When we create subnets within the VPC network, we typically see subnets with IP addresses that are considered to be private IPs from ranges such as 10.0.0.0/16, 172.16.0.0/16, or 192.168.0.0/24. This can sound confusing when we have a VPC with a network of 10.0.0.0/16 that has a public subnet with 10.0.0.0/24 and a private subnet with 10.0.1.0/24. The only difference between public and private subnets is that a public subnet has the following properties:

• An IGW attached to it
• A route pointing to the internet gateway configured
• The ability to attach public or Elastic IPs to instances to make them accessible from the internet

Public IP addresses are addresses from AWS-controlled public IP address pools that are attached to the instance randomly whenever the instance is started. When an instance using a public IP address fails and is recreated or is shut down and then restarted, it will not maintain the same public IP address. However, an Elastic IP address is associated with your account and is persistent, so you have the ability to assign the Elastic IP to your instance to retain the address when it is shut down and restarted, or you can attach the same Elastic IP the failed instance was using to an instance that was recreated.

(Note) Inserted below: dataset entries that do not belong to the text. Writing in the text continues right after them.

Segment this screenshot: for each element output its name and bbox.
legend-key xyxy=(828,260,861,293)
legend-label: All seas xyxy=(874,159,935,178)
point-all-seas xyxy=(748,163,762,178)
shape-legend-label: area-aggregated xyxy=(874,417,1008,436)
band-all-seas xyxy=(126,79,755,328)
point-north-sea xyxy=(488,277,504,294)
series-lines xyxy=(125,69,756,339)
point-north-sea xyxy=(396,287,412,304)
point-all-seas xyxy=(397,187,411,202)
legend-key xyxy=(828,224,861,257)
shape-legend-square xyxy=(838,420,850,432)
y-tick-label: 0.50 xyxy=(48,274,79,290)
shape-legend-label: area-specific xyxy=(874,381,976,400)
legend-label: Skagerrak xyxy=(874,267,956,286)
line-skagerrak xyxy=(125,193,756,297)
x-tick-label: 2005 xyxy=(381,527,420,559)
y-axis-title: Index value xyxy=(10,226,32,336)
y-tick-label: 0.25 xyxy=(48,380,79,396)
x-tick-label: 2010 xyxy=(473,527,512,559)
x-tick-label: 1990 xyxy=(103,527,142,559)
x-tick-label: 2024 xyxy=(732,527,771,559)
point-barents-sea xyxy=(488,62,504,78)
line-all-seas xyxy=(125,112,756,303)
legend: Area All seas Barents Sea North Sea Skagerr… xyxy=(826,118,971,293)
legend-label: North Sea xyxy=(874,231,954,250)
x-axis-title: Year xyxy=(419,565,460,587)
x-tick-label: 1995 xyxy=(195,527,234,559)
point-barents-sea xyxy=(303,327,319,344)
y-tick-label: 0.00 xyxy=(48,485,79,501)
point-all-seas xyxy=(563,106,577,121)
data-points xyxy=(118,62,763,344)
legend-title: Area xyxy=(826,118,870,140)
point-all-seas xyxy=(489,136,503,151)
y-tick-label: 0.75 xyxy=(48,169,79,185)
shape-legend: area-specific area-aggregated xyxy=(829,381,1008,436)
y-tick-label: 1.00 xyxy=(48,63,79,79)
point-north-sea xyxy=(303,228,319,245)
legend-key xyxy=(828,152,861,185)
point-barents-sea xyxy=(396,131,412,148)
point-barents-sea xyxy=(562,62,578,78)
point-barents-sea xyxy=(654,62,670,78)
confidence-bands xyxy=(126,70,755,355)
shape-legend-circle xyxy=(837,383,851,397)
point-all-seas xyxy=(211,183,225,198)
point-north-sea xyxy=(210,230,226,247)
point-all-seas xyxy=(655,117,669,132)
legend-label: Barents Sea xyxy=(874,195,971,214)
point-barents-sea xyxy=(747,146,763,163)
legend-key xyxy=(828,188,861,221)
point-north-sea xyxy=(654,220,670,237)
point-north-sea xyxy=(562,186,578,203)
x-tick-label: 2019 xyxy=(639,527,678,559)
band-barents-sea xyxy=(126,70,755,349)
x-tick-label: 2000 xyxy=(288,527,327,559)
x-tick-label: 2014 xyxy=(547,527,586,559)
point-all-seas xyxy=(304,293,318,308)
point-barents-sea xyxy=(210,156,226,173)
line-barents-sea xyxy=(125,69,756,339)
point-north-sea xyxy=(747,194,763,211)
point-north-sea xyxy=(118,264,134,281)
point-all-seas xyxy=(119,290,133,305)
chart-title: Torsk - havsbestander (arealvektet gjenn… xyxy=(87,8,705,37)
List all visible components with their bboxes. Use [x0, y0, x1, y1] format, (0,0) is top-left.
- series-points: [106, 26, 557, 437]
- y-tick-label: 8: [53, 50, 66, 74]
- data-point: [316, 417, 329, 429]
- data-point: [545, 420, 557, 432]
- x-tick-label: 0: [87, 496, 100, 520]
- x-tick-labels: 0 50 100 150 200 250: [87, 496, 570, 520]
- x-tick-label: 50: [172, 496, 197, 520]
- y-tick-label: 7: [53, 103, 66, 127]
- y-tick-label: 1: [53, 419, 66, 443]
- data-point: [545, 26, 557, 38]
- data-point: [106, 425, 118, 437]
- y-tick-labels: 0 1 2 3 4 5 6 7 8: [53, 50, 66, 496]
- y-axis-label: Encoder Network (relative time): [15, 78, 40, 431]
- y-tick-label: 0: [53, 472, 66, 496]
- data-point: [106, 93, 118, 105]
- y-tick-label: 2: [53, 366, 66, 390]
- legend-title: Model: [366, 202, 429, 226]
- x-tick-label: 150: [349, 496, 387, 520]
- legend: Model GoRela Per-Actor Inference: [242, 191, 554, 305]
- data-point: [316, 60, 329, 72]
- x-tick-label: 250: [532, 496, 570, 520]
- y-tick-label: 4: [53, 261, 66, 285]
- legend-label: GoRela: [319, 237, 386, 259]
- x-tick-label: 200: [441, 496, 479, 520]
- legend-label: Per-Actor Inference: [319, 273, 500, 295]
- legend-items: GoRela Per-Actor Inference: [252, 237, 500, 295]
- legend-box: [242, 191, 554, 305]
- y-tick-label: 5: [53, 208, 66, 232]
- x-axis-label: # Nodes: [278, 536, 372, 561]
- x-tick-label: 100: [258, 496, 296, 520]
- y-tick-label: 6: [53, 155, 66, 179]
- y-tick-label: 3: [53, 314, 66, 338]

When we say the public or Elastic IP is attached to the instance, we mean that a virtual connection between the public or Elastic IP address and the instance has been created. From the instance itself, a user will see only the address from within the subnet assigned to the Ethernet adapter of the instance. However, we do have an option to see the public or Elastic IP address from the instance itself by looking at the instance metadata with the following command, which will return either the public or Elastic IP address associated with the instance:

curl http://169.254.169.254/latest/meta-data/public-ipv4

A private subnet is simply a subnet where no internet gateway is attached, thus no public or Elastic IPs can be assigned to the instances. A private subnet can still have outbound access to the internet via a network address translation (NAT) gateway or a NAT instance. A NAT gateway can be easily created within the VPC configuration and has the following features:

• Supports 5 GBps of bandwidth and automatically scales up to 45 GBps.
• Supports up to 55,000 simultaneous TCP, UDP, and ICMP connections to each unique destination.
• Can associate exactly one Elastic IP address with a NAT gateway – once created, it can not be dissociated.
• Cannot associate a security group with a NAT gateway – however, access can be controlled at the instance level with security groups.
• A NAT gateway has an automatically assigned private IP in your subnet that can be viewed in the AWS Management Console.
• NAT gateways do not support IPv6 traffic. In case of IPv6, an egress-only internet gateway can be used.

If any of the characteristics of the NAT instance do not suit your needs, you are able to spin up your own custom NAT instance. There are plenty of open source and commercial options available both online and from the AWS Marketplace for NAT instances.

You would want to build private subnets whenever there is a requirement for running services that are not directly accessible from the internet, such as application backends or database servers. For instance, a general security recommendation is that an RDS database be spun up in a private subnet due to the inherent security within.